Small-bore reform won’t cut it: Joseph Stiglitz says it’s time to “rewrite the rules” of the U.S. economy

By Elias Isquith – November 4, 2015


Earlier this year, Hillary Rodham Clinton gave a clear signal to those who’d notice that her second presidential campaign’s economic policies would be what Vox’s Matt Yglesias has called “paleoliberalism.” And while the phrase may be too clever by half, it got the basic thrust of her policies right. Namely, Clinton would drift away from the market-first neoliberalism of her husband or President Obama and champion using government to fix an economy system she’s described as “rigged.”

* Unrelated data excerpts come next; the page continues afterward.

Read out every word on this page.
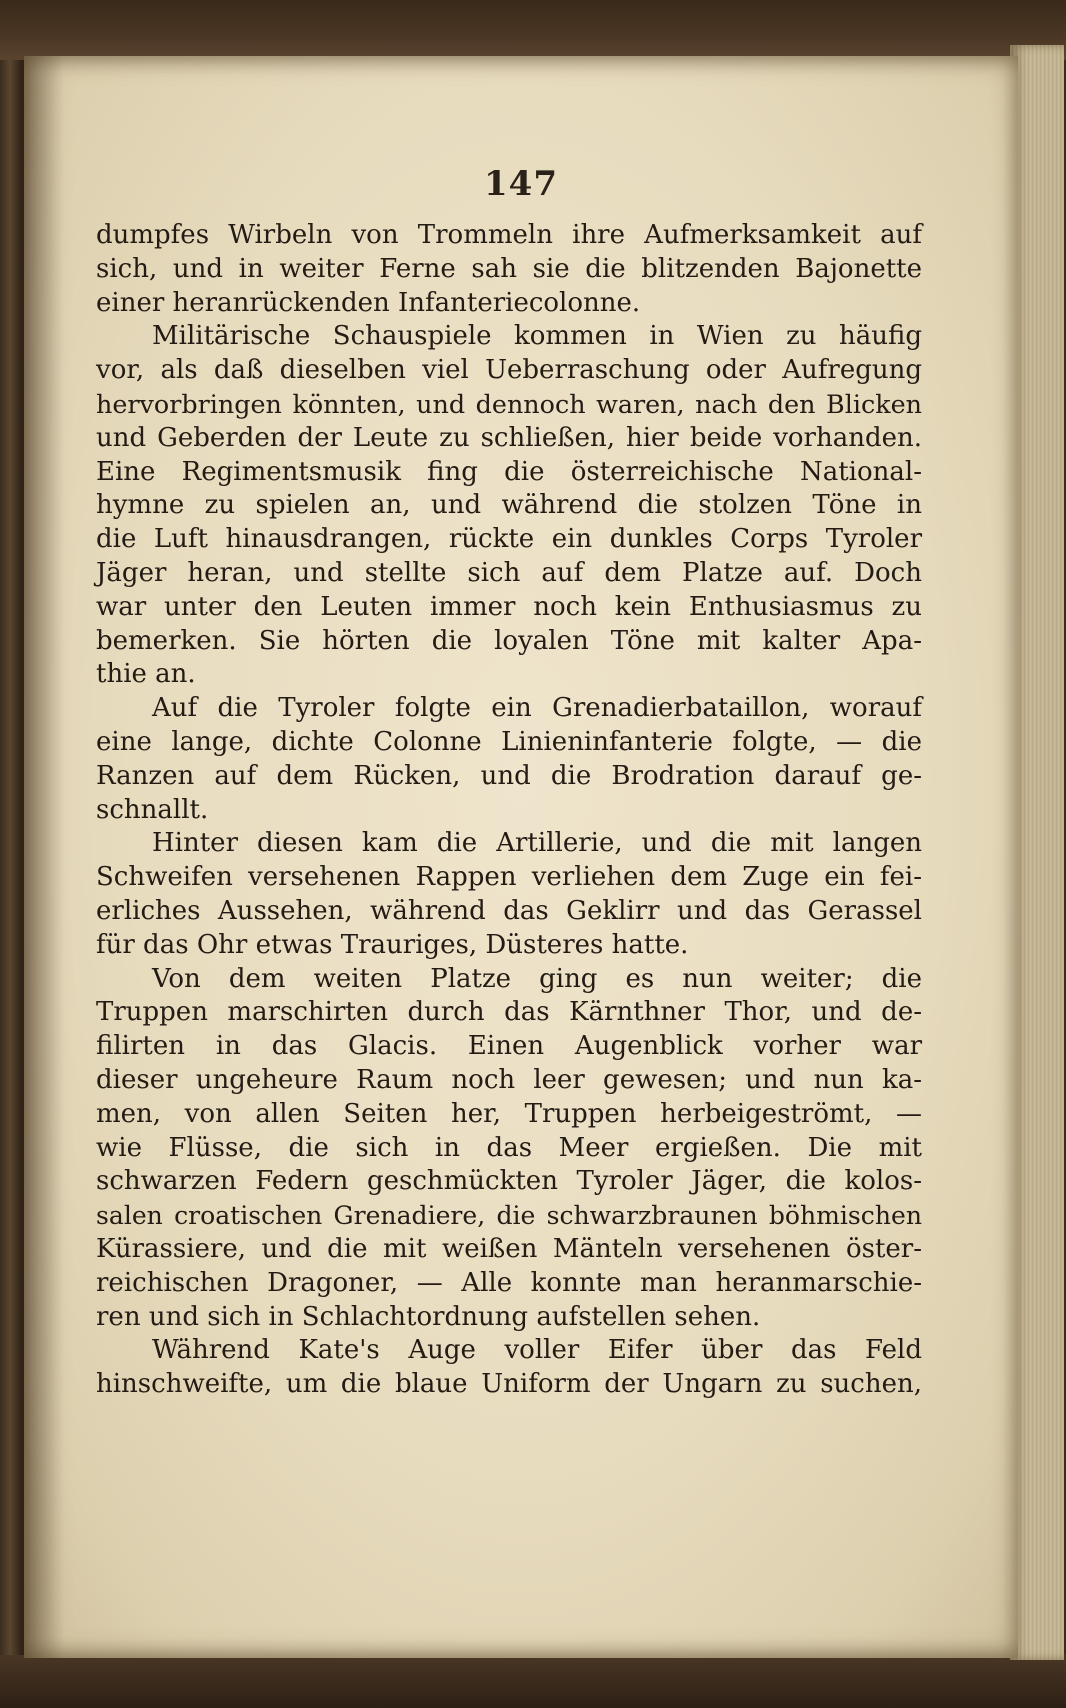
147
dumpfes Wirbeln von Trommeln ihre Aufmerksamkeit auf
sich, und in weiter Ferne sah sie die blitzenden Bajonette
einer heranrückenden Infanteriecolonne.
Militärische Schauspiele kommen in Wien zu häufig
vor, als daß dieselben viel Ueberraschung oder Aufregung
hervorbringen könnten, und dennoch waren, nach den Blicken
und Geberden der Leute zu schließen, hier beide vorhanden.
Eine Regimentsmusik fing die österreichische National-
hymne zu spielen an, und während die stolzen Töne in
die Luft hinausdrangen, rückte ein dunkles Corps Tyroler
Jäger heran, und stellte sich auf dem Platze auf. Doch
war unter den Leuten immer noch kein Enthusiasmus zu
bemerken. Sie hörten die loyalen Töne mit kalter Apa-
thie an.
Auf die Tyroler folgte ein Grenadierbataillon, worauf
eine lange, dichte Colonne Linieninfanterie folgte, — die
Ranzen auf dem Rücken, und die Brodration darauf ge-
schnallt.
Hinter diesen kam die Artillerie, und die mit langen
Schweifen versehenen Rappen verliehen dem Zuge ein fei-
erliches Aussehen, während das Geklirr und das Gerassel
für das Ohr etwas Trauriges, Düsteres hatte.
Von dem weiten Platze ging es nun weiter; die
Truppen marschirten durch das Kärnthner Thor, und de-
filirten in das Glacis. Einen Augenblick vorher war
dieser ungeheure Raum noch leer gewesen; und nun ka-
men, von allen Seiten her, Truppen herbeigeströmt, —
wie Flüsse, die sich in das Meer ergießen. Die mit
schwarzen Federn geschmückten Tyroler Jäger, die kolos-
salen croatischen Grenadiere, die schwarzbraunen böhmischen
Kürassiere, und die mit weißen Mänteln versehenen öster-
reichischen Dragoner, — Alle konnte man heranmarschie-
ren und sich in Schlachtordnung aufstellen sehen.
Während Kate's Auge voller Eifer über das Feld
hinschweifte, um die blaue Uniform der Ungarn zu suchen,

It’s too early in the campaign to judge whether Clinton is truly moving back toward an unapologetic embrace of a New Deal-era vision of government. But the signs so far are pretty good; even Robert Kuttner, a frequent critic of Democratic timidity, described a speech on the economy she delivered in July as “exemplary.” Still, Clinton has not laid out a retinue of major economic reforms, choosing instead to address issues piece-by-piece.

That’s the safe move from a political standpoint; and it may be more in keeping with Clinton’s temperament. But if you want to get a sense of what that more-sweeping vision might look like, take a look at “Rewriting the Rules of the American Economy: An Agenda for Growth and Shared Prosperity,” the new book from Joseph Stiglitz, the chief economist for the Roosevelt Institute and Nobel Prize winner, based in part on a report that the Institute released to great fanfare earlier this year.

Recently, Salon spoke with Stiglitz over the phone about the book, why he thinks this is such a special time for economic reform, and how he sees his role as an economist within the broader political movement against inequality. Our conversation is below and has been edited for clarity and length.

Why do you think now is the right time for activists and experts and policymakers to push for major changes to our economic system? Why is it better to go big now rather than focus on incremental reform?

I think it’s a good moment because, finally, the accumulation of the failures of the experiments that we describe beginning around 1980 [trickle-down economics] are becoming abundantly clear. And as a result, that is being picked up already by [presidential] political candidates, reflected by the dissatisfaction expressed on parts of the right.

So about that “experiment” — what do we now know about the economy that we didn’t know 30 years ago?

There are a couple of insights. One is about the view of a trade-off, where you could get more equality only at the expense of economic performance. The perspective today is actually that inequality can be very adverse to economic performance. And this view has moved from being the left-wing position to very much a mainstream position. The IMF, for example, is strongly pushing that view.

What’s another insight about the economy that we didn’t know before but know now?

There was once a belief … that there was a natural arc of history; that as economies [grew], they became more equal. A lot of people just assume the economy was going to be like it was in the decades after World War II; a kind of shared prosperity.

Now, we know that that is not inevitable; it really depends on the policies. If you pursue the wrong policies, you wind up with a small group getting all the benefits of economic growth. [John F.] Kennedy would say, “A rising tide lifts all boats.” No one would say that today.